In Maya creation myths, the gods created humans out of corn. Now, a new study from a site in Belize suggests corn really was important in the origin of the ancient Maya: More than half of their ancestry can be traced to migrants who arrived from South America sometime before 5600 years ago, likely bringing with them new cultivars of the crop that sustained one of Mesoamerica’s great cultures.
These previously unknown migrants “were the first pioneers who essentially planted the seeds of Maya civilization,” which emerged about 4000 years ago, says archaeologist and co-author Jaime Awe. A native Belizean now at Northern Arizona University, he, like many people in Belize, has some Maya ancestry. “Without corn, there would have been no Mayans.”
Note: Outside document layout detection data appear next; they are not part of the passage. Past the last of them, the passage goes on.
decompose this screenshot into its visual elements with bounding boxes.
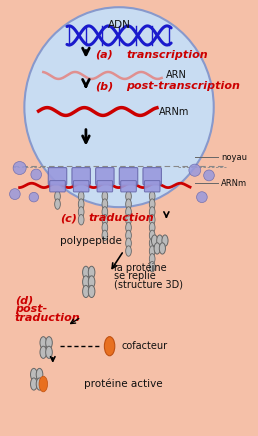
Circle shape (46, 337, 52, 349)
Ellipse shape (204, 170, 214, 181)
FancyBboxPatch shape (48, 167, 67, 185)
Text: (structure 3D): (structure 3D) (114, 279, 183, 290)
Circle shape (126, 191, 131, 201)
Text: (a): (a) (95, 50, 113, 60)
FancyBboxPatch shape (96, 167, 114, 185)
Circle shape (83, 266, 89, 279)
Circle shape (102, 230, 108, 241)
Circle shape (30, 378, 37, 390)
Text: transcription: transcription (126, 50, 208, 60)
Circle shape (149, 254, 155, 264)
Circle shape (102, 191, 108, 201)
Circle shape (39, 376, 47, 392)
Ellipse shape (10, 189, 20, 200)
Text: post-transcription: post-transcription (126, 81, 240, 91)
Circle shape (126, 207, 131, 217)
Text: traduction: traduction (15, 313, 80, 323)
FancyBboxPatch shape (72, 167, 90, 185)
FancyBboxPatch shape (121, 181, 136, 192)
Text: (b): (b) (95, 81, 114, 91)
Text: (c): (c) (60, 213, 77, 223)
Circle shape (149, 262, 155, 272)
Circle shape (78, 199, 84, 209)
Circle shape (46, 346, 52, 358)
Text: ARN: ARN (166, 71, 187, 81)
Ellipse shape (13, 161, 26, 174)
Circle shape (126, 199, 131, 209)
Circle shape (102, 222, 108, 233)
Circle shape (55, 191, 60, 201)
FancyBboxPatch shape (73, 181, 89, 192)
FancyBboxPatch shape (97, 181, 113, 192)
Circle shape (104, 337, 115, 356)
Circle shape (149, 191, 155, 201)
Circle shape (126, 230, 131, 241)
Circle shape (102, 199, 108, 209)
Circle shape (149, 199, 155, 209)
Ellipse shape (29, 192, 38, 202)
Circle shape (149, 238, 155, 249)
FancyBboxPatch shape (50, 181, 65, 192)
Ellipse shape (31, 169, 42, 180)
Text: se replie: se replie (114, 271, 156, 281)
Circle shape (154, 243, 160, 254)
Circle shape (55, 199, 60, 209)
Text: la protéine: la protéine (114, 263, 167, 273)
Text: (d): (d) (15, 296, 33, 306)
Text: protéine active: protéine active (84, 379, 162, 389)
Circle shape (83, 286, 89, 297)
Ellipse shape (197, 192, 207, 203)
Circle shape (126, 215, 131, 225)
FancyBboxPatch shape (144, 181, 160, 192)
Text: traduction: traduction (88, 213, 154, 223)
Text: ADN: ADN (108, 20, 131, 30)
Text: polypeptide: polypeptide (60, 235, 122, 245)
Circle shape (40, 337, 47, 349)
Circle shape (88, 286, 95, 297)
Ellipse shape (24, 7, 214, 207)
FancyBboxPatch shape (119, 167, 138, 185)
Circle shape (88, 276, 95, 288)
Circle shape (78, 207, 84, 217)
Text: post-: post- (15, 304, 47, 314)
Circle shape (40, 346, 47, 358)
Circle shape (126, 246, 131, 256)
Circle shape (36, 368, 43, 381)
Text: ARNm: ARNm (221, 179, 247, 188)
Circle shape (126, 238, 131, 249)
Circle shape (162, 235, 168, 246)
Circle shape (88, 266, 95, 279)
Circle shape (102, 215, 108, 225)
Circle shape (149, 230, 155, 241)
Circle shape (36, 378, 43, 390)
Circle shape (78, 191, 84, 201)
Circle shape (83, 276, 89, 288)
Circle shape (102, 207, 108, 217)
Circle shape (78, 215, 84, 225)
Circle shape (149, 222, 155, 233)
Circle shape (149, 246, 155, 256)
Circle shape (149, 207, 155, 217)
FancyBboxPatch shape (0, 0, 252, 436)
Text: noyau: noyau (221, 153, 247, 162)
Circle shape (30, 368, 37, 381)
Text: cofacteur: cofacteur (122, 341, 167, 351)
Ellipse shape (189, 164, 201, 176)
FancyBboxPatch shape (143, 167, 162, 185)
Circle shape (149, 215, 155, 225)
Circle shape (157, 235, 163, 246)
Circle shape (151, 235, 158, 246)
Circle shape (159, 243, 165, 254)
Text: ARNm: ARNm (159, 106, 190, 116)
Circle shape (126, 222, 131, 233)
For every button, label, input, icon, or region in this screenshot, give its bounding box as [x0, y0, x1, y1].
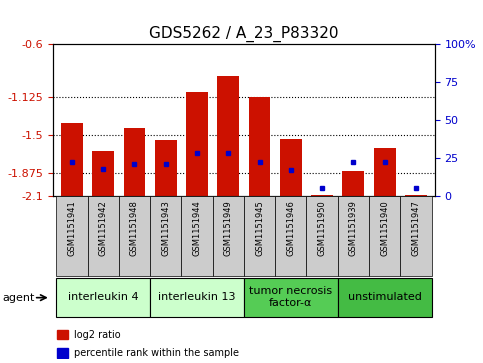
Title: GDS5262 / A_23_P83320: GDS5262 / A_23_P83320 [149, 26, 339, 42]
Text: GSM1151949: GSM1151949 [224, 200, 233, 256]
Text: log2 ratio: log2 ratio [74, 330, 121, 340]
Text: GSM1151941: GSM1151941 [68, 200, 76, 256]
Bar [150, 278, 244, 317]
Bar [342, 171, 364, 196]
Bar [181, 196, 213, 276]
Bar [244, 278, 338, 317]
Bar [92, 151, 114, 196]
Bar [275, 196, 307, 276]
Bar [280, 139, 302, 196]
Text: interleukin 4: interleukin 4 [68, 292, 139, 302]
Bar [307, 196, 338, 276]
Text: GSM1151940: GSM1151940 [380, 200, 389, 256]
Text: GSM1151948: GSM1151948 [130, 200, 139, 256]
Text: GSM1151947: GSM1151947 [412, 200, 420, 256]
Text: GSM1151950: GSM1151950 [318, 200, 327, 256]
Bar [374, 148, 396, 196]
Bar [249, 97, 270, 196]
Text: tumor necrosis
factor-α: tumor necrosis factor-α [249, 286, 332, 307]
Bar [150, 196, 181, 276]
Bar [244, 196, 275, 276]
Bar [369, 196, 400, 276]
Bar [155, 140, 177, 196]
Text: interleukin 13: interleukin 13 [158, 292, 236, 302]
Bar [338, 278, 432, 317]
Text: GSM1151942: GSM1151942 [99, 200, 108, 256]
Text: percentile rank within the sample: percentile rank within the sample [74, 348, 239, 358]
Text: GSM1151944: GSM1151944 [193, 200, 201, 256]
Bar [61, 123, 83, 196]
Bar [213, 196, 244, 276]
Text: GSM1151945: GSM1151945 [255, 200, 264, 256]
Text: GSM1151946: GSM1151946 [286, 200, 295, 256]
Bar [338, 196, 369, 276]
Bar [400, 196, 432, 276]
Text: GSM1151939: GSM1151939 [349, 200, 358, 256]
Bar [186, 92, 208, 196]
Bar [56, 196, 87, 276]
Text: GSM1151943: GSM1151943 [161, 200, 170, 256]
Bar [217, 76, 239, 196]
Text: unstimulated: unstimulated [348, 292, 422, 302]
Bar [124, 128, 145, 196]
Bar [311, 195, 333, 196]
Bar [87, 196, 119, 276]
Text: agent: agent [2, 293, 35, 303]
Bar [57, 330, 69, 339]
Bar [405, 195, 427, 196]
Bar [119, 196, 150, 276]
Bar [56, 278, 150, 317]
Bar [57, 348, 69, 358]
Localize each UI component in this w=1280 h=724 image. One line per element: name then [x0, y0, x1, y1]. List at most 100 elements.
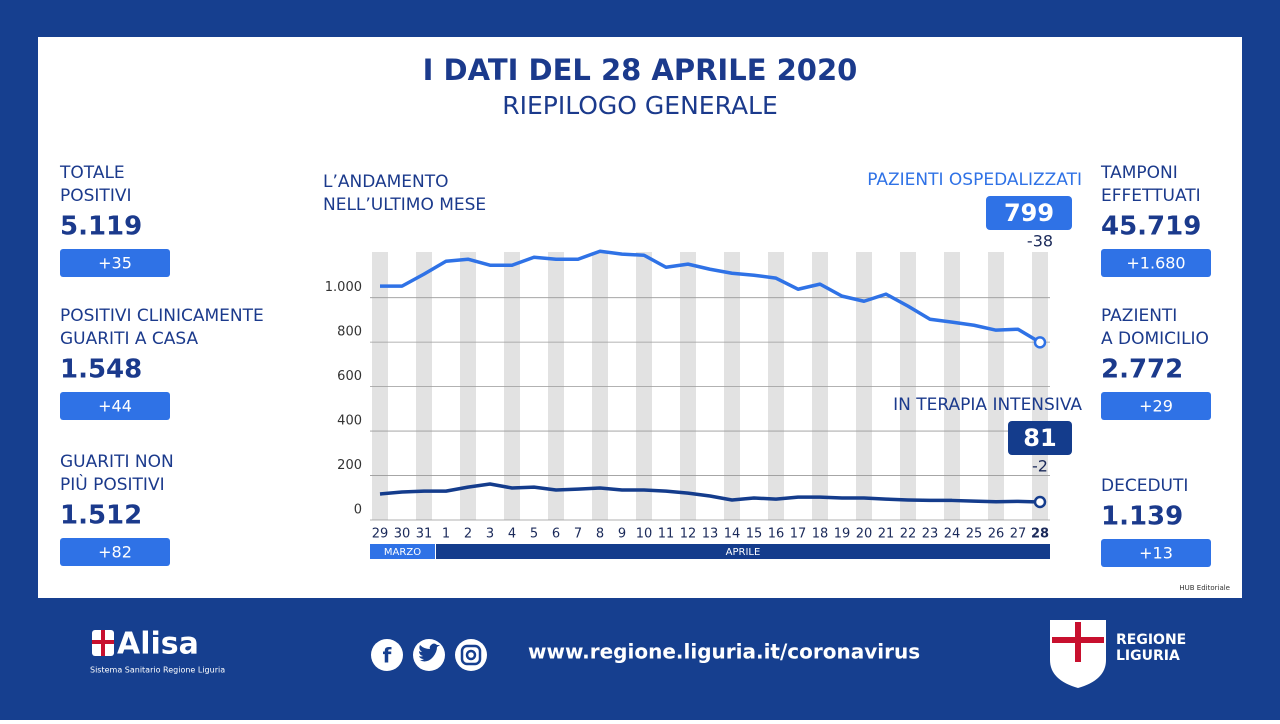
- x-tick-label: 29: [372, 527, 389, 542]
- stat-label: PIÙ POSITIVI: [60, 473, 165, 495]
- x-tick-label: 31: [416, 527, 433, 542]
- stat-label: TOTALE: [59, 163, 125, 183]
- subtitle: RIEPILOGO GENERALE: [502, 91, 778, 120]
- stat-change-box: [60, 538, 170, 566]
- stripe: [526, 252, 542, 520]
- stat-label: GUARITI A CASA: [60, 329, 199, 349]
- region-name: LIGURIA: [1116, 648, 1180, 664]
- stripe: [504, 252, 520, 520]
- instagram-glyph: [460, 644, 482, 666]
- stat-change-box: [1101, 539, 1211, 567]
- x-tick-label: 9: [618, 527, 626, 542]
- stripe: [944, 252, 960, 520]
- region-logo: REGIONE LIGURIA: [1050, 620, 1186, 688]
- stripe: [460, 252, 476, 520]
- stripe: [966, 252, 982, 520]
- stripe: [680, 252, 696, 520]
- month-label: MARZO: [384, 547, 421, 558]
- x-tick-label: 28: [1031, 527, 1049, 542]
- stat-value: 1.548: [60, 355, 142, 385]
- instagram-glyph: [465, 649, 477, 661]
- end-point: [1033, 336, 1047, 349]
- month-bar: [370, 544, 435, 559]
- cross: [1052, 637, 1104, 643]
- month-bar: [436, 544, 1050, 559]
- x-tick-label: 25: [966, 527, 983, 542]
- url[interactable]: www.regione.liguria.it/coronavirus: [528, 640, 920, 664]
- stripe: [724, 252, 740, 520]
- change-label: -2: [1032, 457, 1048, 476]
- stripe: [416, 252, 432, 520]
- x-tick-label: 18: [812, 527, 829, 542]
- stripe: [482, 252, 498, 520]
- instagram-icon[interactable]: [455, 639, 487, 671]
- chart-title: NELL’ULTIMO MESE: [323, 195, 486, 215]
- stripe: [438, 252, 454, 520]
- stat-change-box: [60, 392, 170, 420]
- x-tick-label: 4: [508, 527, 516, 542]
- y-tick-label: 0: [354, 503, 362, 518]
- value-label: 799: [1004, 199, 1054, 227]
- stat-label: EFFETTUATI: [1101, 186, 1201, 206]
- stat-value: 1.512: [60, 501, 142, 531]
- stat-change: +1.680: [1126, 254, 1185, 273]
- title: I DATI DEL 28 APRILE 2020: [423, 53, 858, 87]
- stat-label: PAZIENTI: [1101, 306, 1177, 326]
- x-tick-label: 15: [746, 527, 763, 542]
- x-tick-label: 1: [442, 527, 450, 542]
- legend-label: PAZIENTI OSPEDALIZZATI: [867, 170, 1082, 190]
- stripe: [548, 252, 564, 520]
- x-tick-label: 24: [944, 527, 961, 542]
- x-tick-label: 10: [636, 527, 653, 542]
- stat-change: +82: [98, 543, 132, 562]
- stripe: [702, 252, 718, 520]
- x-tick-label: 20: [856, 527, 873, 542]
- social: f: [371, 639, 487, 671]
- cross: [92, 640, 114, 644]
- stat-change-box: [1101, 392, 1211, 420]
- stat-change: +35: [98, 254, 132, 273]
- credit: HUB Editoriale: [1179, 584, 1230, 592]
- chart-title: L’ANDAMENTO: [323, 172, 449, 192]
- stripe: [856, 252, 872, 520]
- x-tick-label: 5: [530, 527, 538, 542]
- twitter-glyph: [419, 643, 440, 662]
- value-box: [1008, 421, 1072, 455]
- stat-label: TAMPONI: [1100, 163, 1178, 183]
- brand-sub: Sistema Sanitario Regione Liguria: [90, 666, 225, 675]
- stat-change-box: [1101, 249, 1211, 277]
- x-tick-label: 26: [988, 527, 1005, 542]
- x-tick-label: 22: [900, 527, 917, 542]
- x-tick-label: 27: [1010, 527, 1027, 542]
- stat-change-box: [60, 249, 170, 277]
- facebook-icon[interactable]: [371, 639, 403, 671]
- stripe: [1010, 252, 1026, 520]
- stripe: [636, 252, 652, 520]
- stat-label: POSITIVI: [60, 186, 131, 206]
- x-tick-label: 7: [574, 527, 582, 542]
- x-tick-label: 2: [464, 527, 472, 542]
- x-tick-label: 12: [680, 527, 697, 542]
- stripe: [1032, 252, 1048, 520]
- stat-value: 45.719: [1101, 212, 1201, 242]
- stripe: [922, 252, 938, 520]
- stripe: [614, 252, 630, 520]
- stat-label: GUARITI NON: [60, 452, 174, 472]
- series-line: [380, 249, 1041, 344]
- stat-value: 2.772: [1101, 355, 1183, 385]
- stat-label: POSITIVI CLINICAMENTE: [60, 306, 264, 326]
- x-tick-label: 19: [834, 527, 851, 542]
- stripe: [394, 252, 410, 520]
- series-line: [379, 482, 1041, 504]
- stripe: [658, 252, 674, 520]
- stripe: [812, 252, 828, 520]
- x-tick-label: 30: [394, 527, 411, 542]
- y-tick-label: 200: [337, 458, 362, 473]
- x-tick-label: 3: [486, 527, 494, 542]
- y-tick-label: 1.000: [325, 280, 362, 295]
- stripe: [592, 252, 608, 520]
- y-tick-label: 800: [337, 325, 362, 340]
- facebook-glyph: f: [383, 644, 392, 668]
- month-label: APRILE: [726, 547, 761, 558]
- stat-change: +13: [1139, 544, 1173, 563]
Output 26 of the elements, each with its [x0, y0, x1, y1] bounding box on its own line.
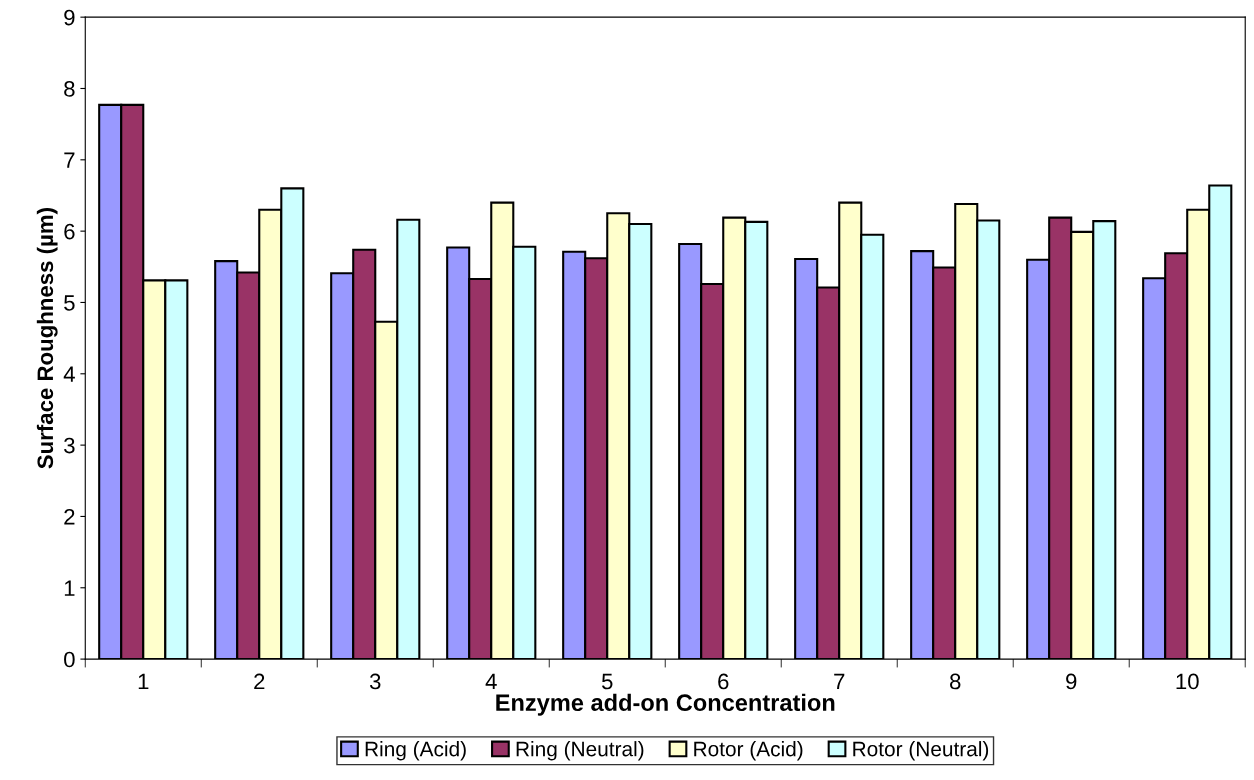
y-tick-label: 6	[64, 223, 75, 240]
x-tick-label: 3	[369, 673, 381, 690]
y-tick-label: 4	[63, 366, 75, 382]
x-tick-label: 1	[138, 673, 149, 690]
x-tick-label: 7	[834, 673, 845, 690]
x-tick-label: 8	[950, 673, 961, 690]
x-tick-label: 10	[1176, 673, 1199, 690]
x-axis-title: Enzyme add-on Concentration	[496, 693, 835, 716]
y-tick-label: 7	[64, 152, 75, 168]
y-axis-title: Surface Roughness (µm)	[36, 208, 58, 469]
y-tick-label: 5	[64, 295, 75, 311]
legend-label: Ring (Acid)	[365, 741, 466, 761]
y-tick-label: 1	[64, 580, 75, 596]
y-tick-label: 8	[64, 81, 75, 97]
x-tick-label: 2	[254, 673, 265, 690]
x-tick-label: 9	[1066, 673, 1077, 690]
x-tick-label: 5	[601, 673, 613, 690]
x-tick-label: 4	[485, 673, 497, 690]
y-tick-label: 2	[64, 508, 75, 525]
legend-label: Rotor (Acid)	[694, 741, 803, 761]
y-tick-label: 9	[64, 9, 75, 26]
y-tick-label: 3	[64, 437, 75, 454]
x-tick-label: 6	[718, 673, 729, 690]
y-tick-label: 0	[64, 651, 75, 668]
legend-label: Rotor (Neutral)	[853, 741, 989, 761]
legend-label: Ring (Neutral)	[516, 741, 644, 761]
The discovery reveals a significant new source of ancestry for the Maya, whose civilization spanned one-third of Central America and Mexico, dotting the region with cities and monuments at its height more than 1000 years ago. Today, the Maya are an ethnolinguistic group of at least 7 million Indigenous peoples in Central America. The study also suggests that as in Europe, where farming arrived with immigrants from the Middle East, farming in the Americas spread as least in part with people on the move, rather than simply as know-how passed between cultures.
“This paper is really groundbreaking,” says Mary Pohl, a Maya archaeologist at Florida State University. “This is a dramatic revelation and is really stirring things up.”
Awe, a Maya archaeologist and former director of the Belize Institute of Archaeology, had long wondered how the Maya were related to the hunter-gatherers and early farmers who brought maize, manioc, and chiles to what is now Mexico, Belize, and Guatemala. But poor preservation of bones and DNA in the hot and humid climate had left few clues.
The new study analyzes remain from two rock shelters on the steep slopes of old-growth rainforest in the Bladen Nature Reserve in southwestern Belize, a 25-kilometer hike from the nearest road. Since 2014, archaeologist Keith Prufer of the University of New Mexico, Albuquerque, wildlife biologist Said Gutierrez of the Ya’axché Conservation Trust, and their colleagues have unearthed more than 85 skeletons from shallow graves in the rock shelters’ dry dirt floors.